Determine Your Commercial Space Requirements
Securing a space for your business, like anything else we’ve discussed thus far, entails research and planning. Finding the right space for your business means researching zoning issues, marketing considerations, costs of leasing, costs of building out the space, etc.
Some of the basics of commercial leasing are discussed in a separate post however suffice it to say having an attorney review a commercial lease is important for two reasons:
(1) negotiating the terms of the transaction to ensure they are commercially and legally reasonable, and
(2) providing you the business owner with the assurance or detailed explanation of the liability you are about to incur (and probably personally guaranty to some extent).
Terms such as Rent, Additional Rent, Use, Real Estate Taxes, Default and Good Guy Guaranty, will be issues that your attorney should take the time to address with you in as much detail necessary so that you are comfortable with the transaction and your obligations as well as rights under the lease.
Set Short Term and Long Term Goals
First, set realistic goals.
Second, map out the steps to each goal.
Three, recognize that goals, like the nature of your business, will change on a year to year basis and that it is important to re-evaluate your goals and processes periodically.
Fourth, determine if your past strategies have been successful or are even applicable to the changing needs of the business.
Document Your Business Relationships
Your business has multiple levels of relationships, each of which are integral for the survival of the business.
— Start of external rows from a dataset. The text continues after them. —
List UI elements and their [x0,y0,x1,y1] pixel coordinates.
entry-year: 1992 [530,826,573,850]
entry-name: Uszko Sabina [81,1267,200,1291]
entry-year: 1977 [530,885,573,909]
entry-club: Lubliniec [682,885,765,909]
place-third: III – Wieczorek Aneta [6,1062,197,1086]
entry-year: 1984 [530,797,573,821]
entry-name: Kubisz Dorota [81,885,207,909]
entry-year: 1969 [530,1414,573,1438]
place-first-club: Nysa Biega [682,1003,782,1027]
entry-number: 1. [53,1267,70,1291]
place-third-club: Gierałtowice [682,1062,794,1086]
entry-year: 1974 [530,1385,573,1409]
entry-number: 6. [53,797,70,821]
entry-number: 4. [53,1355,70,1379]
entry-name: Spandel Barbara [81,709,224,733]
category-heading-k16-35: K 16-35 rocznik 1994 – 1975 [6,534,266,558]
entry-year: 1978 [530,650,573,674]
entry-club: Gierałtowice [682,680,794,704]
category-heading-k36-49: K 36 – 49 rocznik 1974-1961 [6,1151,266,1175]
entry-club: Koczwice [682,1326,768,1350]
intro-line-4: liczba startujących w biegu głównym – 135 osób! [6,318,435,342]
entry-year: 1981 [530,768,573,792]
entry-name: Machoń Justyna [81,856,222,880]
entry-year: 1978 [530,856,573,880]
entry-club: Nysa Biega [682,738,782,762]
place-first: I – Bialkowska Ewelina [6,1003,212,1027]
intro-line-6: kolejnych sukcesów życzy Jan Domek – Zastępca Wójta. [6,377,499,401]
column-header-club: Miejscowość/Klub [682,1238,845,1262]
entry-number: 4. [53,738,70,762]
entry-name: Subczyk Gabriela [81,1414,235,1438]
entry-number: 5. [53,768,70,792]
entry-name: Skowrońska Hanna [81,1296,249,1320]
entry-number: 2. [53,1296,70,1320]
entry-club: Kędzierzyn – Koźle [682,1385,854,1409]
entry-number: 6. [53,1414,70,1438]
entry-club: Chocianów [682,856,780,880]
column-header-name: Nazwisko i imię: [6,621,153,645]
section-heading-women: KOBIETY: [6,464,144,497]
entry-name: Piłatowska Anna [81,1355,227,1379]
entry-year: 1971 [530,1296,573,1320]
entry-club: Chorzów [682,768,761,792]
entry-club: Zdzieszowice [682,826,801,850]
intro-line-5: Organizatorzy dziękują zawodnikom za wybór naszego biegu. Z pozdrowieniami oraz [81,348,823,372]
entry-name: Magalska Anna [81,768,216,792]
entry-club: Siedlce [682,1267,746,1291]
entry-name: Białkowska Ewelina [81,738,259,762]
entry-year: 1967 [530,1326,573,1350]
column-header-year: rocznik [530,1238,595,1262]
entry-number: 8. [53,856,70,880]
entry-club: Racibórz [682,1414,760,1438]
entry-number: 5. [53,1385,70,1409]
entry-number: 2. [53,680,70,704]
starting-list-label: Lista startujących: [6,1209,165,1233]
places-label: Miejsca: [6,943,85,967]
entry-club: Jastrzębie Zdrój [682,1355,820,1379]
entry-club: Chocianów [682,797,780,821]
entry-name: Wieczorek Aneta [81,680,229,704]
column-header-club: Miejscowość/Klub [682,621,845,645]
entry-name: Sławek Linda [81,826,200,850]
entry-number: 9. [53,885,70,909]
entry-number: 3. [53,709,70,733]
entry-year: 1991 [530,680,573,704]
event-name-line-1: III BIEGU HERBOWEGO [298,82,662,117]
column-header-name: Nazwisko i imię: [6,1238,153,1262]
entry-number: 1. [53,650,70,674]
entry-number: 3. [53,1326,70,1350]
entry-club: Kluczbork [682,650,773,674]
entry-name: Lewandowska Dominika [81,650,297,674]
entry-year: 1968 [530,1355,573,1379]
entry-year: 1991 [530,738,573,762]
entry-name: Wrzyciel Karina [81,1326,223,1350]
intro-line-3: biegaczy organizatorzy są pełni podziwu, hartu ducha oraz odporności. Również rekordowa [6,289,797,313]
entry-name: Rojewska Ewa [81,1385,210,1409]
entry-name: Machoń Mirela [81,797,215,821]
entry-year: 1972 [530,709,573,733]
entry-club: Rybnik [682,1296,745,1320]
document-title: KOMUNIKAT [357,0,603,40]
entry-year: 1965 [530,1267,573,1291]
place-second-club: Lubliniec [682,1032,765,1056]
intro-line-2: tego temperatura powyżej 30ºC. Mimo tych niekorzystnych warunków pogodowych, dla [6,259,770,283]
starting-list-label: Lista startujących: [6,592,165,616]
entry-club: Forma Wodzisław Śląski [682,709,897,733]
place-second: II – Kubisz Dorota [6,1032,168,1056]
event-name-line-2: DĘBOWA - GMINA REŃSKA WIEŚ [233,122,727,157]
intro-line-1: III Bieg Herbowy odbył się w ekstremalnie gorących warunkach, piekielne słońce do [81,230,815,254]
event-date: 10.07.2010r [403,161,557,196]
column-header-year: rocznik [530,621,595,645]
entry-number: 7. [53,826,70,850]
When these relationships fail the business is subject to tremendous risk. To put it another way, when you have not clearly set forth the parameters, terms and conditions of each of these relationships your business profitability is at risk.
Establish Contract Management Protocol
Contract Management Protocol is the process of dealing with every new client or customer. It is the process you adhere to when engaging new clients or customers and it is the standard for whether you consider accepting a new client or customer. It is also the process of determining when it is time to cut ties with a customer and when to take (or threaten) legal action in enforcing an obligation. Contract Management Protocol is discussed in greater detail in a separate post.
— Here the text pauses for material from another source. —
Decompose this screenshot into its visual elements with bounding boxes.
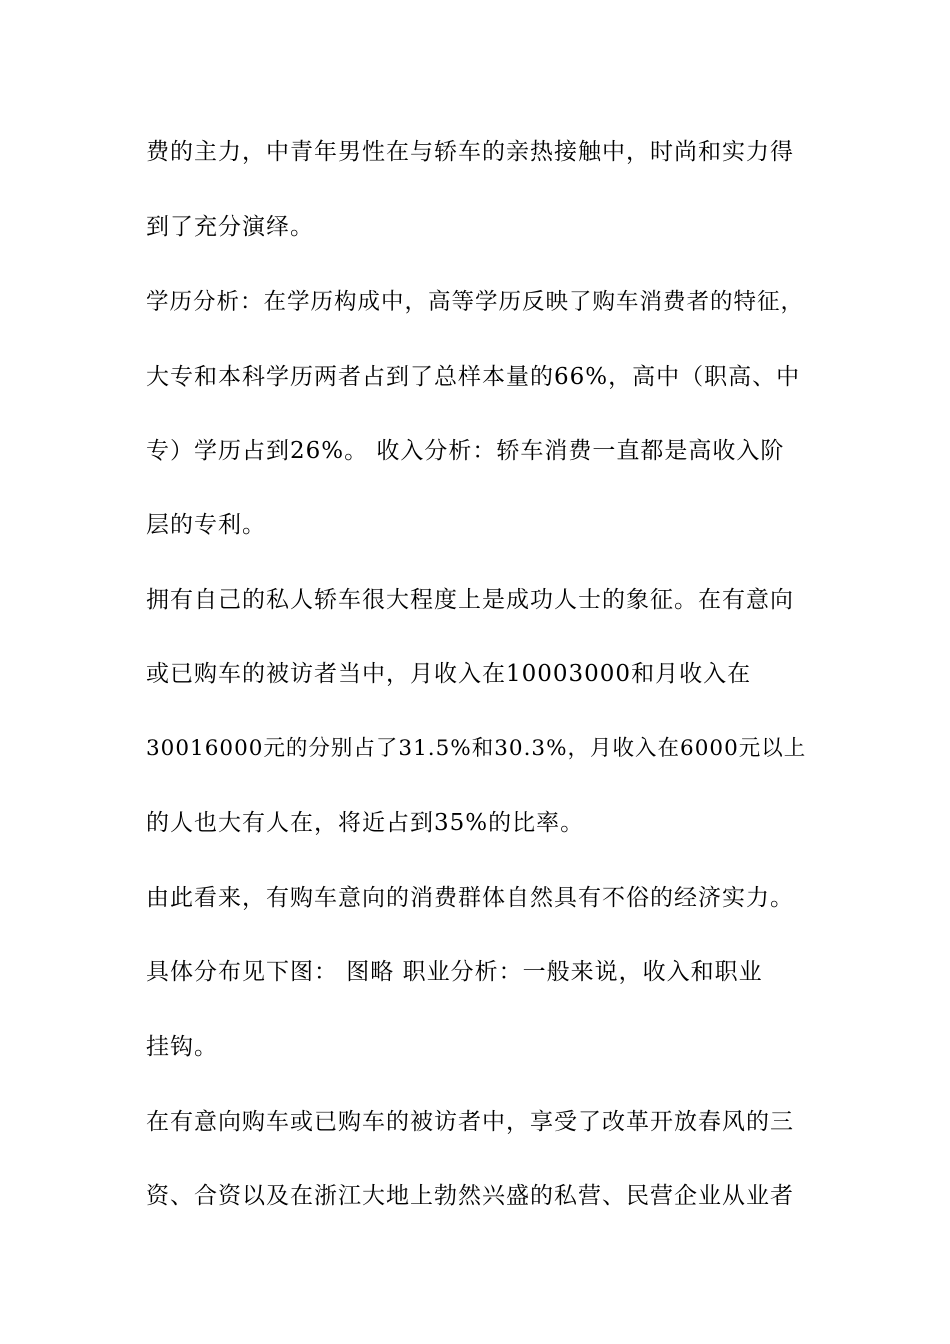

Contract Management Protocol (CMP), is an often overlooked process. Most small businesses take a “wait and see” or “play it by ear” approach to dealing with new clients. Why? It makes little sense. Instead it is worth discussing your contract review strategy, intake processes, operational forms, and accounts receivables practices etc. as it pertains to the various types of clients you intend to target in the operation of your business.
Even as a law firm the documentation and contract management forms I use in the functioning of my business varies depending on the business type, size of the business, general billing practices associated with the type of matter (e.g. transaction flat fee billing or litigation hourly billing), client’s personalities and level of sophistication.
In short, your contract management needs will depend on factors such as (1) client type (2) industry (3) your billing needs (4) general billing practices and (5) size of the engagement, just to name a few.
This is a discussion you want to have internally and with the assistance and analysis of a business attorney and perhaps a business consultant/coach. The attorney brings an objective and analytical approach to the process which further compliments your practical and performance based approach.